IL-4 receptors on human medulloblastoma tumours serve as a sensitive target for a circular permuted IL-4-Pseudomonas exotoxin fusion protein

Abstract

Cytotoxins directed to interleukin-4 receptors have shown to mediate relatively selective cytotoxicity against a variety of human cancer cells in vitro and in vivo. In an ongoing Phase I clinical trial, a recombinant protein comprised of circularly permuted IL-4 fused to a mutated form of Pseudomonas exotoxin (the fusion protein termed IL-4(38-37)-PE38KDEL or cpIL4-PE) has shown antitumour activity against malignant glioma. Human medulloblastomas are neuroectodermal tumours that occur in children and have a poor prognosis. The goal of this study was to determine whether human medulloblastoma derived cell lines express interleukin-4 receptor and whether interleukin-4 receptor expression is accompanied by sensitivity to cpIL4-PE. Medulloblastoma cell lines express interleukin-4 receptor at the protein and mRNA levels as determined by binding, indirect immunofluorescence and RT--PCR studies. These cells expressed IL-4Ralpha (also known as IL-4Rbeta) and IL-13Ralpha1 (also known as IL-13Ralpha') chains, however common gamma(c), a component of the interleukin-4 receptor system in immune cells was not detected. Consistent with the expression of IL-4R, cpIL4-PE was found to be highly and specifically cytotoxic to four of five medulloblastoma cell lines.

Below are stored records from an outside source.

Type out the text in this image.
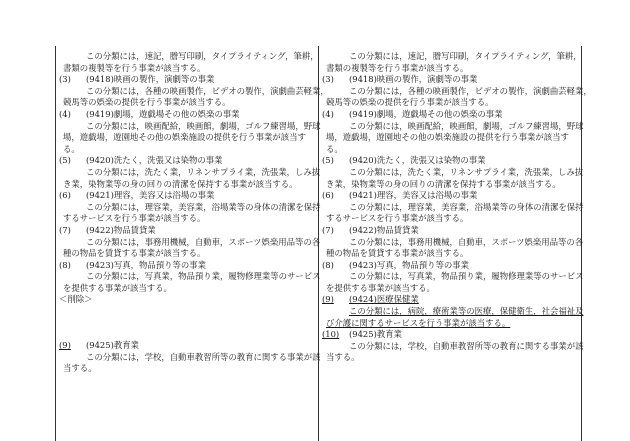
この分類には，速記，謄写印刷，タイプライティング，筆耕，

書類の複製等を行う事業が該当する。

(3) (9418)映画の製作，演劇等の事業

この分類には，各種の映画製作，ビデオの製作，演劇曲芸軽業，

競馬等の娯楽の提供を行う事業が該当する。

(4) (9419)劇場，遊戯場その他の娯楽の事業

この分類には，映画配給，映画館，劇場，ゴルフ練習場，野球

場，遊戯場，遊園地その他の娯楽施設の提供を行う事業が該当す

る。

(5) (9420)洗たく，洗張又は染物の事業

この分類には，洗たく業，リネンサプライ業，洗張業，しみ抜

き業，染物業等の身の回りの清潔を保持する事業が該当する。

(6) (9421)理容，美容又は浴場の事業

この分類には，理容業，美容業，浴場業等の身体の清潔を保持

するサービスを行う事業が該当する。

(7) (9422)物品賃貸業

この分類には，事務用機械，自動車，スポーツ娯楽用品等の各

種の物品を賃貸する事業が該当する。

(8) (9423)写真，物品預り等の事業

この分類には，写真業，物品預り業，履物修理業等のサービス

を提供する事業が該当する。

＜削除＞

(9) (9425)教育業

この分類には，学校，自動車教習所等の教育に関する事業が該

当する。

この分類には，速記，謄写印刷，タイプライティング，筆耕，

書類の複製等を行う事業が該当する。

(3) (9418)映画の製作，演劇等の事業

この分類には，各種の映画製作，ビデオの製作，演劇曲芸軽業，

競馬等の娯楽の提供を行う事業が該当する。

(4) (9419)劇場，遊戯場その他の娯楽の事業

この分類には，映画配給，映画館，劇場，ゴルフ練習場，野球

場，遊戯場，遊園地その他の娯楽施設の提供を行う事業が該当す

る。

(5) (9420)洗たく，洗張又は染物の事業

この分類には，洗たく業，リネンサプライ業，洗張業，しみ抜

き業，染物業等の身の回りの清潔を保持する事業が該当する。

(6) (9421)理容，美容又は浴場の事業

この分類には，理容業，美容業，浴場業等の身体の清潔を保持

するサービスを行う事業が該当する。

(7) (9422)物品賃貸業

この分類には，事務用機械，自動車，スポーツ娯楽用品等の各

種の物品を賃貸する事業が該当する。

(8) (9423)写真，物品預り等の事業

この分類には，写真業，物品預り業，履物修理業等のサービス

を提供する事業が該当する。

(9) (9424)医療保健業

この分類には，病院，療術業等の医療，保健衛生，社会福祉及

び介護に関するサービスを行う事業が該当する。

(10) (9425)教育業

この分類には，学校，自動車教習所等の教育に関する事業が該

当する。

Susceptibility of medulloblastoma cell lines to cpIL4-PE seemed to correlate closely to the functional IL-4 binding sites in general as demonstrated by 125I-IL-4 binding, but did not seem to correlate with mRNA or cell surface immunoreactive receptor protein expression. The sensitivity of medulloblastoma cells to cpIL4-PE could be eliminated by concurrent incubation with IL-4 or IL-13, but not with IL-2. None of these cell lines showed any change in proliferation upon treatment with exogenous IL-4. These studies establish the interleukin-4 receptor as a medulloblastoma-associated target for possible tumour-directed cancer therapy. Further studies are warranted to investigate interleukin-4 receptor expression in primary medulloblastoma tumours and sensitivity to cpIL-4PE in vitro and in vivo.

Figure 1

mRNA transcripts for IL-4R subunits. RT–PCR products were resolved in 2% agarose gel and visualized by EtBR staining. PM-RCC RNA served as positive control for IL-IL-13Rα1 and IL-4Rα chains.

Figure 2

Immunofluorescence analysis of various receptor chains on medulloblastoma cell lines. (A) UW228-2, (B) UW228-3, and (C) D283 medulloblastoma cell lines were stained with either murine IgG1 isotype control or mouse monoclonal antibody to IL-4Rα chain or IL-13Rα1 chains. D283 cell line grew as a suspension culture showing few cells positive in the microscopic field.

Figure 3

Cytotoxicity of cpIL-4-PE against medullobalstoma cell lines. Ten thousand cells were cultured with various concentrations of cpIL4-PE. Cells were then pulsed with 1 μCi [³H]-Leucine and cell-associated radioactivity was measured with a Beta Plate Counter. The results are shown as mean ±s.d. of quadruplicate determinations and the experiment was repeated two times.

Figure 4

Both IL-4 and IL-13, but not IL-2 neutralize the cytotoxic activity of cpIL4-PE: (A) UW-228-2 and (B) UW228-3 cells (10⁴) were cultured with various concentrations of cpIL4-PE. For blocking experiments, cells were pre-incubated with IL-2, IL-4 or IL-13 (2 μg ml⁻¹) for 30 min prior to the addition of cpIL4-PE. Data are shown as mean ±s.d. of quadruplicate determination.

Figure 5

Exogenous IL-4 does not modify the growth of medulloblastoma cells: 2×10⁴ cells of five medulloblastoma cell lines were grown in the absence or presence of 0.1 ng to 1000 ng ml⁻¹ IL-4. The cells were pulsed with 1 μCi of [³H]-thymidine and harvested after 8 h. The incorporated radiolabelled thymidine was measured and shown as per cent of control. Data are shown as mean ±s.d. of quadruplicate determinations.